Just in the nick of time, Mohammed received a revelation that helpfully clarified the theopolitical questions at issue for the Meccan guardians of the gods in the Ka‘aba. When Mohammed had reported that Allah was the only god in town, it turned out that he hadn't received the entire satellite transmission. Perhaps Gabriel had mumbled and Mohammed missed part of the message. Wouldn't you know? The three favorite goddesses of Mecca - al-Lat, al-Uzzah, and al-Manat - were also real! This saved Mohammed's neck and all body parts attached thereto, and the exiles were able to return from Ethiopia. Later, when it was safe to do so, this all-important revelation was expunged from the Qur’an and it was explained that the revelation had come from Shaitan (Satan), not Allah. Thus began the legend of the "Satanic Verses," which more than a thousand years later was to prompt the Ayatollah Khomeini to issue a fatwa of death against the novelist Salman Rushdie.

To draw attention to the Satanic Verses is to galvanize a still-raw nerve in the body politic of Islam.

To draw attention to the Satanic Verses is to galvanize a still-raw nerve in the body politic of Islam. The Satanic Verses are an acute embarrassment to Mohammedan authorities because they imply that it was Satan, not Allah, who had saved their prophet's life. If Allah was the only god, and if he had previously selected Mohammed to be his last and greatest mouthpiece on this planet, why didn't he save his own appointed prophet? Why would the god of evil want to save his enemy's ambassador? Might not there be more Satanic Verses in the Qur’an — verses that have never been recognized as the handiwork of the prince of devils? Who knows what evils yet may lurk in the Book of Books?



Another researcher worth supporting it this man.

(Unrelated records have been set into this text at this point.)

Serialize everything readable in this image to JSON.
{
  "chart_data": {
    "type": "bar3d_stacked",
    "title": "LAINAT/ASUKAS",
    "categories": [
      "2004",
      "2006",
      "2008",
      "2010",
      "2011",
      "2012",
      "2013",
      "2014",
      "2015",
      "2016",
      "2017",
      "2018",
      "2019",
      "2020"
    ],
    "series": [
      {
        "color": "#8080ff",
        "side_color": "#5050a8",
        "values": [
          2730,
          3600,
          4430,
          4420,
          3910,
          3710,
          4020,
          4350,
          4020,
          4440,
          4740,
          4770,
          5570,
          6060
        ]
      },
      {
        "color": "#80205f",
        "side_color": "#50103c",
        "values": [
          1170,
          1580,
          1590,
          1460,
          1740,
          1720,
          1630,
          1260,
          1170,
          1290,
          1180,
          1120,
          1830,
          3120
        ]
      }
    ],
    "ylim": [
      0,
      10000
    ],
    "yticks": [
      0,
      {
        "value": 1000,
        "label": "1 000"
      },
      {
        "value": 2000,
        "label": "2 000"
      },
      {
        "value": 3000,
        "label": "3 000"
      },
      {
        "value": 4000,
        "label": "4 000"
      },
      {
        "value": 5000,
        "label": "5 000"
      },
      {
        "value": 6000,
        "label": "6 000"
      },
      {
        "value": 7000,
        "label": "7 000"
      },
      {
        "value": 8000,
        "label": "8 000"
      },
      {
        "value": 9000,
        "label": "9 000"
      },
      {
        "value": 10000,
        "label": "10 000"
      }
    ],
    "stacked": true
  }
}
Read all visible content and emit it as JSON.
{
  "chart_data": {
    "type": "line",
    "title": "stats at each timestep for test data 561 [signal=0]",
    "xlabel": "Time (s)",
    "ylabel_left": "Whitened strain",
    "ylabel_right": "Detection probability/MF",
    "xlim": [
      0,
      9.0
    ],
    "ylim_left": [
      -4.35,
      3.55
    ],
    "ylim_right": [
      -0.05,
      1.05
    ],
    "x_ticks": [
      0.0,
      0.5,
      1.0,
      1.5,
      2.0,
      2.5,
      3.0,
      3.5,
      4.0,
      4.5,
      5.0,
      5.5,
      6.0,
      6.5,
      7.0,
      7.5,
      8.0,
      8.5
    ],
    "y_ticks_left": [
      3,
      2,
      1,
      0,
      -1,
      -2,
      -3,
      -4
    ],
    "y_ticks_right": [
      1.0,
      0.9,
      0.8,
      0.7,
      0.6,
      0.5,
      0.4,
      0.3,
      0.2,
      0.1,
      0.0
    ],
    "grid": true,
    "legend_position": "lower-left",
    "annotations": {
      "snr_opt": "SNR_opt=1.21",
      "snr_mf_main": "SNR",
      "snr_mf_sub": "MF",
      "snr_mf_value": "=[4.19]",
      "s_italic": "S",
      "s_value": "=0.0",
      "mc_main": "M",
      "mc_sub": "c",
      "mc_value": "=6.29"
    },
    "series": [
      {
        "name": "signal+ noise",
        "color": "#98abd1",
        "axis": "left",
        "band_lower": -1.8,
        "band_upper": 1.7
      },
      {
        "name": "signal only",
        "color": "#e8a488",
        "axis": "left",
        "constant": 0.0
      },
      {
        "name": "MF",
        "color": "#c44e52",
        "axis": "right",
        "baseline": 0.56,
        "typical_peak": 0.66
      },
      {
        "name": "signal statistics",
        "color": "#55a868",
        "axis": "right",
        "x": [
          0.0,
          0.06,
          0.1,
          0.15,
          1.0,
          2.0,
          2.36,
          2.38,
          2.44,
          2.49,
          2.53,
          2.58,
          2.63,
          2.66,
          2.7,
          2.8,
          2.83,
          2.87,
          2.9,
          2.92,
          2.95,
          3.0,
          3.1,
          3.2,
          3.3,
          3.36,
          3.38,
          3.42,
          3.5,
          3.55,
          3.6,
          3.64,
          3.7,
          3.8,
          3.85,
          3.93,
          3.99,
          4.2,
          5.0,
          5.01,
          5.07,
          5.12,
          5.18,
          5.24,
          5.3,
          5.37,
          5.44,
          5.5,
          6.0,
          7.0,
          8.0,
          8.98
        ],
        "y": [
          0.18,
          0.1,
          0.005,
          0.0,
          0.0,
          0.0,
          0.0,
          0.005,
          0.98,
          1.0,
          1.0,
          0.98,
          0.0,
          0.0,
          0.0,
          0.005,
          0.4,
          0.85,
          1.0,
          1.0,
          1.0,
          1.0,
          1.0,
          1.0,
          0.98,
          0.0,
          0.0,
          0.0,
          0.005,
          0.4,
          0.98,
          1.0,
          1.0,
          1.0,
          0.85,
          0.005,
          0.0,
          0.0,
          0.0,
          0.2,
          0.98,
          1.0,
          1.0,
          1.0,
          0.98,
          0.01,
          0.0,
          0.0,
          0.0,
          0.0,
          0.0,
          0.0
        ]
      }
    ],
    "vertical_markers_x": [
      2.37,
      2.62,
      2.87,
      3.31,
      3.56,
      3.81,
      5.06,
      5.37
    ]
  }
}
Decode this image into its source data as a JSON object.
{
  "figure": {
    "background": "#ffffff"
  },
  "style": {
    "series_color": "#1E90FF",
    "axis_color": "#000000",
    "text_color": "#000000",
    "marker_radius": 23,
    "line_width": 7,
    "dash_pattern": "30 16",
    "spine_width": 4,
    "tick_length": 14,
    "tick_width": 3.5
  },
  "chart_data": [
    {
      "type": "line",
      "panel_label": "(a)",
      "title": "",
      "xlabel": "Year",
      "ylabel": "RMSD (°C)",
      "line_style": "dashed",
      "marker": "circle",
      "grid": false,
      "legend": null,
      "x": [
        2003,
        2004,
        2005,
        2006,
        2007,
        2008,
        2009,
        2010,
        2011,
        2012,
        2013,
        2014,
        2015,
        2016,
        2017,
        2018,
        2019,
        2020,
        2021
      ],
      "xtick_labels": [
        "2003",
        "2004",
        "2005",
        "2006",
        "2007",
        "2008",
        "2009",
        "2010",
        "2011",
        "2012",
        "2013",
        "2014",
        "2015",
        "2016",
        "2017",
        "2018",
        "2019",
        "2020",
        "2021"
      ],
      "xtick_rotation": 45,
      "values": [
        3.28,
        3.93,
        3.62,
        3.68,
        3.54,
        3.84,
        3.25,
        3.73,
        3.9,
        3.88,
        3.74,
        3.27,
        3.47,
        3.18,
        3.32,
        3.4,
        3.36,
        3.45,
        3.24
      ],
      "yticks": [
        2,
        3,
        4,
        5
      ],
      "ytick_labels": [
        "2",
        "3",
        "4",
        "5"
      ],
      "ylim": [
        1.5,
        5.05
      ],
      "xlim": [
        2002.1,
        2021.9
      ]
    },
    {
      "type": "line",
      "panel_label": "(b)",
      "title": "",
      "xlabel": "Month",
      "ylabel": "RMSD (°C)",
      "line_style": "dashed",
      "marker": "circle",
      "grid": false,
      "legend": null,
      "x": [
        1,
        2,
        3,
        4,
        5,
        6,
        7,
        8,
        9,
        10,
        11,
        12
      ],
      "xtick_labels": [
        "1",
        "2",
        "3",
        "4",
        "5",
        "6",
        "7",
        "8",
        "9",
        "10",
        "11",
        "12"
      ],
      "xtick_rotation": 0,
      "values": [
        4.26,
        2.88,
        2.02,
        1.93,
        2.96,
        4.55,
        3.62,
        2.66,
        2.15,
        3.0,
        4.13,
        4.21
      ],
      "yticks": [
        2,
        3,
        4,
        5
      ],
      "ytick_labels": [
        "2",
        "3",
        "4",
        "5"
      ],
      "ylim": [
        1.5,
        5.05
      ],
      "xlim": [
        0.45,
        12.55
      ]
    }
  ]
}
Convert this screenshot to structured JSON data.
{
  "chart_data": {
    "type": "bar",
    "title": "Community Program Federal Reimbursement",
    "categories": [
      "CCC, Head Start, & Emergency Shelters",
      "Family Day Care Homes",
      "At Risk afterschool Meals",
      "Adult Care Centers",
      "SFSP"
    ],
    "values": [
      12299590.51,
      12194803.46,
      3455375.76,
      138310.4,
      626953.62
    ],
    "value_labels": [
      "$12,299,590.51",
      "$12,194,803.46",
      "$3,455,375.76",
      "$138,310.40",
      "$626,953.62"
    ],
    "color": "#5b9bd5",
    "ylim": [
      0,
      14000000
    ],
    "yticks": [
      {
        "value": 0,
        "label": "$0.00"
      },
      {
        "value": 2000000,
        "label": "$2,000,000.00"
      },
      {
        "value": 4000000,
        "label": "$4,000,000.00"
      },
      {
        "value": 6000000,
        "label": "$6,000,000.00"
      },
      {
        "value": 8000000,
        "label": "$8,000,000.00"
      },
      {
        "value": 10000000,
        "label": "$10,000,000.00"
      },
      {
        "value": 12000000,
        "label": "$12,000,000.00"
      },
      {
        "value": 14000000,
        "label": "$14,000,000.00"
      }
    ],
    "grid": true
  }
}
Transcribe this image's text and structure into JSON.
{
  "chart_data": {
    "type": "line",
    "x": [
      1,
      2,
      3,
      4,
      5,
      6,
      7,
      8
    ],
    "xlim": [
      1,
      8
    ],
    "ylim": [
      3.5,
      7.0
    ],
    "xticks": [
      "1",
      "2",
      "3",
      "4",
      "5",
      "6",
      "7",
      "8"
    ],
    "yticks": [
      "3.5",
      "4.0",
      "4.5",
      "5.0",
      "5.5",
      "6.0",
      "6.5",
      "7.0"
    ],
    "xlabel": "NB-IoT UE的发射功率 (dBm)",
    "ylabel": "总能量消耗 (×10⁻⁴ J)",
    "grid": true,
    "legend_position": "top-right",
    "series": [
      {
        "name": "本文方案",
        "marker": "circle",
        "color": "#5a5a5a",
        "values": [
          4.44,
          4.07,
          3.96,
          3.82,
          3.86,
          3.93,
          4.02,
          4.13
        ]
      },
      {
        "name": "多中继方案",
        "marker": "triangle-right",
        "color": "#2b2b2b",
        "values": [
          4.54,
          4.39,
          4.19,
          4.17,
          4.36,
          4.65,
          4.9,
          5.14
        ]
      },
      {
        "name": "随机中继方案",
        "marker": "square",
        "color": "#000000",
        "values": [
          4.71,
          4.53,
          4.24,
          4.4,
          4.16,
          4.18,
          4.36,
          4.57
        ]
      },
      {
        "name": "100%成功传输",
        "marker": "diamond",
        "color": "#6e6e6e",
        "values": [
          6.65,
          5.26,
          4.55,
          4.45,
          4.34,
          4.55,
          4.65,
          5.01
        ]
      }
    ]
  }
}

reported upon by DhimmiWatch
.

Example:
Q. – What makes your method different?

A. – “I began from the idea that the language of the Koran must be studied from an historical-linguistic point of view. When the Koran was composed, Arabic did not exist as a written language; thus it seemed evident to me that it was necessary to take into consideration, above all, Aramaic, which at the time, between the 4th and 7th centuries, was not only the language of written communication, but also the lingua franca of that area of Western Asia.”

....

Rigorous scientific research of their faith needs to be done and the plot hole blasted into their reading space, their radio and tv space, their movie space everywhere.